Atualmente, quais as principais atividades organizadas pela SBSL? Periodicamente são ajudadas diversas entidades com leite, fraldas, alimentos ou recursos financeiros. Durante a pandemia, mesmo com as atividades normais paralisadas, o SBSL se fez presente na ajuda com alimentos em diversas frentes. Também realizamos eventos comemorativos para socializar com a comunidade. Também organizamos exposições de trajes e objetos da cultura árabe, onde contamos um pouco da nossa história que remonta há sete mil anos de civilização. Afinal, o alfabeto, os números, a escrita e os livros saíram do nosso amado Líbano! Um país tão pequeno e tão rico culturalmente. Temos também outra grande festa no mês de novembro com dupla comemoração: o aniversário da SBSL no dia 16 e a Independência do Líbano, no dia 22. Também já tivemos eventos em homenagem às mulheres, às mães, aos pais, festa da família, todos com motivação filantrópica, além de uma semana de eventos natalinos onde apresentamos aos transeuntes nas noites de compras, com corais cantando na sacada da nossa sede. Foi lindo e mágico. Gratidão aos corais que aceitaram o convite.
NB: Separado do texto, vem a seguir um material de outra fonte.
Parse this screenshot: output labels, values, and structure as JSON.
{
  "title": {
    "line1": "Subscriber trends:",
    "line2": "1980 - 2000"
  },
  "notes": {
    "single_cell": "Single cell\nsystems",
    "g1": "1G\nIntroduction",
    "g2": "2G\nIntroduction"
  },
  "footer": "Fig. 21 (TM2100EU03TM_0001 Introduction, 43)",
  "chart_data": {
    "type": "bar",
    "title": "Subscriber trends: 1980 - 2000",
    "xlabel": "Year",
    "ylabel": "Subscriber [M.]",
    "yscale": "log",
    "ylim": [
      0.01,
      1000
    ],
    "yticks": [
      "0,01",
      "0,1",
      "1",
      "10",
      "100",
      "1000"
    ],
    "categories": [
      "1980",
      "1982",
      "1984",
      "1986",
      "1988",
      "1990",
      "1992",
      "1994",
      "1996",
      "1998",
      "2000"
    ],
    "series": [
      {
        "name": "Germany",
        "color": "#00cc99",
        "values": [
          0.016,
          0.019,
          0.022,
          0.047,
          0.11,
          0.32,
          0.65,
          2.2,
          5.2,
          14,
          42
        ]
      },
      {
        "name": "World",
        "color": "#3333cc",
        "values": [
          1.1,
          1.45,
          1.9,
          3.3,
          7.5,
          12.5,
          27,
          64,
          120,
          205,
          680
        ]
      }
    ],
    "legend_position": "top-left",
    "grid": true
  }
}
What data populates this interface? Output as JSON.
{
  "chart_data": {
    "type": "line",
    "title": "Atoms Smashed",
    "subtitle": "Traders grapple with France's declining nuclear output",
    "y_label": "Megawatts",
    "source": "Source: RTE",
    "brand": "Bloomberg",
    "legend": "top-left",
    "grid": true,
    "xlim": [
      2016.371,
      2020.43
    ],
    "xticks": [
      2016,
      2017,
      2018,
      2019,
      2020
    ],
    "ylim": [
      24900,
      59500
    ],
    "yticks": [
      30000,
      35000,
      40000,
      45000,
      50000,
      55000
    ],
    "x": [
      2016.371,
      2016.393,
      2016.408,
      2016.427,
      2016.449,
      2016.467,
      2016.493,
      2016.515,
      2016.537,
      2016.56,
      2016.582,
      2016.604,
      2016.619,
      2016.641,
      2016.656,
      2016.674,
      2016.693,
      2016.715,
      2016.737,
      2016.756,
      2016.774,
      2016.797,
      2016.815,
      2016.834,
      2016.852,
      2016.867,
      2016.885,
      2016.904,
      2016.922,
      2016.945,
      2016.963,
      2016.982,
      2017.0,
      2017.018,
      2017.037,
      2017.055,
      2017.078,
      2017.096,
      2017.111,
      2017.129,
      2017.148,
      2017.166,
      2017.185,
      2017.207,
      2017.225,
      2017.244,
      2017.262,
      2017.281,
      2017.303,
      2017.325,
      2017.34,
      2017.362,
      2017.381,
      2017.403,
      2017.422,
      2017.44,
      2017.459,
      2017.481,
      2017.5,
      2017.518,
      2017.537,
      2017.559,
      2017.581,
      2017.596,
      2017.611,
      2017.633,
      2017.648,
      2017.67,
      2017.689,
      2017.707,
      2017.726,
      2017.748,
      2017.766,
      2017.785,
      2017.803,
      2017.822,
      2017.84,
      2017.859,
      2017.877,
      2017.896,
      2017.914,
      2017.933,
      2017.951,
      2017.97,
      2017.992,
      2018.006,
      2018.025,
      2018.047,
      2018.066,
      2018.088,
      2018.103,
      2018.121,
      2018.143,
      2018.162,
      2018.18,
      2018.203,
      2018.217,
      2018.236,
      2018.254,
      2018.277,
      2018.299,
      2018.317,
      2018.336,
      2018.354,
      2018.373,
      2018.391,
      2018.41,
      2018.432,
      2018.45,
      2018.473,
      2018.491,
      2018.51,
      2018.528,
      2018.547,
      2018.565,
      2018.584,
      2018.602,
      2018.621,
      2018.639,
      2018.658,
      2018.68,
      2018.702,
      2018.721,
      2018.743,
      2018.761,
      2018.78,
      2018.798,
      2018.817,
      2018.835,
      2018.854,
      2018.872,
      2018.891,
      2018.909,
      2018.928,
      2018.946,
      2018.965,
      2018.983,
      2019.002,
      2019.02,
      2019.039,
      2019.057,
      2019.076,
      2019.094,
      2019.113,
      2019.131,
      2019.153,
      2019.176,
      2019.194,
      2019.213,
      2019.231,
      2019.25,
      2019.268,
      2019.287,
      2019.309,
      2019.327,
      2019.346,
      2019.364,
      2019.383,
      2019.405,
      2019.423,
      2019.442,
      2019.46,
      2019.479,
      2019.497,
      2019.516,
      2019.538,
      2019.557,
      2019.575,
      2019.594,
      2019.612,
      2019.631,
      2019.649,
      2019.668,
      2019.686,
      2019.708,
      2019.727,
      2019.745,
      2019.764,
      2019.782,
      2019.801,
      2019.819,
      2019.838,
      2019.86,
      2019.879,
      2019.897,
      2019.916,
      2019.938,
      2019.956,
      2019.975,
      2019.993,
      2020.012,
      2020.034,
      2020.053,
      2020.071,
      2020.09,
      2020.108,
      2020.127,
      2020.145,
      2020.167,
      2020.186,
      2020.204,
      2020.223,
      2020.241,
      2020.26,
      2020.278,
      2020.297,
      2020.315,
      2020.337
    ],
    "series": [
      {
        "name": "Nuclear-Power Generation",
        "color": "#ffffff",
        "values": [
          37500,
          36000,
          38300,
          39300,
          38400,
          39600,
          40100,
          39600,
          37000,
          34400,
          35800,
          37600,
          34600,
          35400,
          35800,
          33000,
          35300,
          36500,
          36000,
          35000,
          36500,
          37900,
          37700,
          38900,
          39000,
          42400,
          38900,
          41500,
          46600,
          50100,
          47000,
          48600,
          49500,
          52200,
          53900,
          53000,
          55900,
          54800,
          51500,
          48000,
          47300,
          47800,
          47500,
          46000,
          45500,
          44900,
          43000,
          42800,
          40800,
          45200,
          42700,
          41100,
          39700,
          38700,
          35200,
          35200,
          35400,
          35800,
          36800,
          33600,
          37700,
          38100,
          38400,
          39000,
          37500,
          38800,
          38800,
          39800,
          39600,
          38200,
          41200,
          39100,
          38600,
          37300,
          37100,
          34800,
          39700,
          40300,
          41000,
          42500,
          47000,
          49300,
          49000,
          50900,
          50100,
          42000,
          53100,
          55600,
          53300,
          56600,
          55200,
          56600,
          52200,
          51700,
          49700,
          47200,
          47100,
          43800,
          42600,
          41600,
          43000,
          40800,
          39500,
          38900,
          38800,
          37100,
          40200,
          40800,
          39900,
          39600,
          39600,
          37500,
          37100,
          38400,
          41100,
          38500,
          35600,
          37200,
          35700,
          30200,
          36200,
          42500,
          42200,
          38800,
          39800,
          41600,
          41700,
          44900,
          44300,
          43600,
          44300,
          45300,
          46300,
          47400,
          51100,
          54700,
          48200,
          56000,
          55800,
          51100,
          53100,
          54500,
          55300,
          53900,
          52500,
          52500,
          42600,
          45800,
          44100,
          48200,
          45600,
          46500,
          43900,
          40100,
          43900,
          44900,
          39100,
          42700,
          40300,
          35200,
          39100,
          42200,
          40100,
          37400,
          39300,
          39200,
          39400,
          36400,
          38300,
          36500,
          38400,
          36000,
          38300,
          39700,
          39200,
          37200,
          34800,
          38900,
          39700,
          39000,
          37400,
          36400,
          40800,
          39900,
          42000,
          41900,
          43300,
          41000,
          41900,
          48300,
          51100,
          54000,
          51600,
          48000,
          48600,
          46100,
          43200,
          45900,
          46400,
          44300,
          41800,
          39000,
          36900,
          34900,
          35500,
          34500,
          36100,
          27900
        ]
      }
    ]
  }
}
Para você, qual a importância da cultura sírio-libanesa para o Brasil e de que forma ela contribui com nossa sociedade? A nossa cultura é importante para o mundo, é imensa a contribuição do nosso povo, das sabedorias antigas e das suas descobertas que são válidas e utilizadas até hoje. Eu sempre digo que não somos só comida e danças: somos inteligentes, somos cientistas, pesquisadores, solidários, resilientes e determinados. Veja aqui na cidade, quantas prósperas, quantos profissionais e empresas bem-sucedidas, quantos escritores e pesquisadores renomados que são filhos, netos e bisnetos de quem ousou, com dor no coração, cortar o cordão umbilical, deixar seu amor maior que é a mãe chorando e acenando no porto, para talvez nunca mais ver, e rumar para um mundo desconhecido e trabalhar arduamente para si e para seu novo país. Temos como um dos grandes exemplos o Hospital Sírio Libanês em São Paulo, referência nacional, fundado por um grupo de mulheres com o apoio de toda a colônia. Não podemos esquecer a nova onda de imigração nos últimos anos, gerada pelas invasões e conflitos na Síria e no Líbano. Ela trouxe de volta os sabores originais da comida e nova vida ao comércio. Especialmente em São Paulo há novamente uma colônia siríaca libanesa original, com seus cheiros, sabores, núcleos, cantos e sotaques. Que alegria ouvir a língua materna com o "Ah" falado com ênfase. A saudade que sentimos dos que lá ficaram é na mesma proporção da gratidão por este paraíso que nos recebeu. O Brasil é uma terra rica, a mais bonita do mundo, muito amada por nós que fomos acolhidos e abençoados por Deus.